The Warrants are exercisable until the fifth anniversary of the date of issuance.  The Warrants will be exercisable, at the option of each holder, in whole or in part by delivering to the Company a duly executed exercise notice accompanied by payment of the exercise price. Under the terms of the Warrants, warrant holders will also receive consideration in the event of certain pro rata issuances or sales or distributions to the holders of Common Stock.

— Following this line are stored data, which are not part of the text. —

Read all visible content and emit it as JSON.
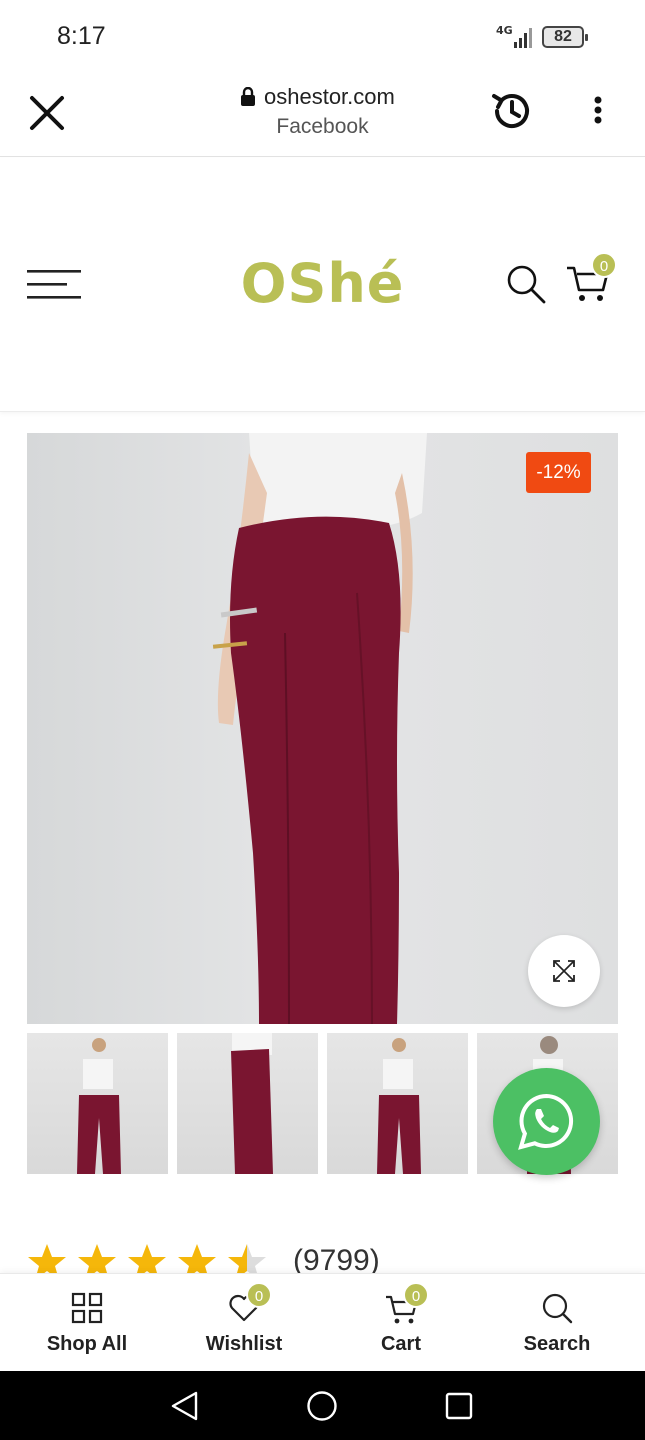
{
  "status_bar": {
    "time": "8:17",
    "network": "4G",
    "battery": "82"
  },
  "browser": {
    "domain": "oshestor.com",
    "source": "Facebook"
  },
  "header": {
    "logo_text": "OShé",
    "cart_count": "0"
  },
  "product": {
    "discount": "-12%",
    "rating_count": "(9799)",
    "rating_stars": 4.5
  },
  "bottom_nav": {
    "items": [
      {
        "label": "Shop All"
      },
      {
        "label": "Wishlist",
        "badge": "0"
      },
      {
        "label": "Cart",
        "badge": "0"
      },
      {
        "label": "Search"
      }
    ]
  },
  "colors": {
    "brand": "#b9bf55",
    "discount": "#f04a12",
    "whatsapp": "#4cc064",
    "pants": "#7a1530"
  }
}
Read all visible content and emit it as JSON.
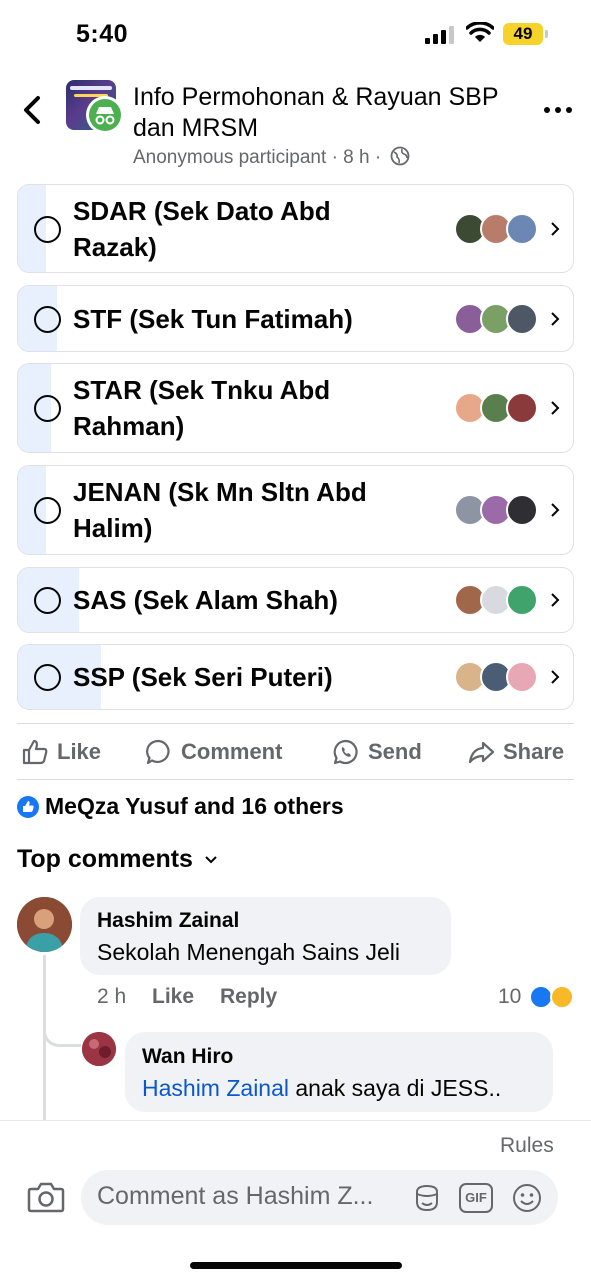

The Warrants also contain cashless exercise and full-ratchet anti-dilution provisions.

In connection with the Offering, the Company also entered into a Placement Agency Agreement with the Placement Agent, dated as of November 12, 2013, pursuant to which the Company paid the Placement Agent a cash fee equal to 6.6% of the gross proceeds of the Offering, as well as $26,000 to reimburse the Placement Agent for its expenses in the Offering.

The foregoing descriptions do not purport to be complete and are qualified in their entirety by reference to the Securities Purchase Agreement, the form of Warrant and the Placement Agency Agreement, which are filed as Exhibits 4.1, 4.2 and 10.1, respectively, to this Current Report on Form 8-K and are incorporated herein by reference.

See also Item 8.01 below.
 
Item 8.01                      Other Events.

On November 13, 2013, the Company issued a press release announcing the pricing of the Offering; a copy of the press release is attached as Exhibit 99.1 hereto.

On November 18, 2013, the Company issued a press release announcing the closing of the Offering; a copy of the press release is attached as Exhibit 99.2 hereto.
 
Item 9.01                      Financial Statements and Exhibits.

 
 (d)  Exhibits.
 
 
4.1
Securities Purchase Agreement, dated as of November 18, 2013, between Z Trim Holdings, Inc. and the purchasers named on the signature pages thereto.
 
 
4.2
Form of Warrant.
 
 
10.1
Placement Agency Agreement, dated November 12, 2013, between Z Trim Holdings, Inc. and Maxim Group LLC, as placement agent.
 
 
99.1
Press Release of Z Trim Holdings, Inc., dated November 13, 2013.
 
 
99.2
Press Release of Z Trim Holdings, Inc., dated November 18, 2013.
 

*     *     *     *     *

 
 

 

SIGNATURES
 
Pursuant to the requirements of the Securities Exchange Act of 1934, the Registrant has duly caused this report to be signed on its behalf by the undersigned hereunto duly authorized.
 

 
Date:  November 18, 2013                                                                Z TRIM HOLDINGS, INC.
 
(Registrant)
 
By:           /s/ Steven J. Cohen                                           
Stephen J. Cohen
President and Chief Executive Officer


 
 

 


 
Exhibit Index

Exhibit No.                      Description
4.1
Securities Purchase Agreement, dated as of November 18, 2013, between Z Trim Holdings, Inc. and the purchasers named on the signature pages thereto.
 
4.2
Form of Warrant.
 
10.1
Placement Agency Agreement, dated November 12, 2013, between Z Trim Holdings, Inc. and Maxim Group LLC, as placement agent.
 
99.1
Press Release of Z Trim Holdings, Inc., dated November 13, 2013.
 
99.2
Press Release of Z Trim Holdings, Inc., dated November 18, 2013.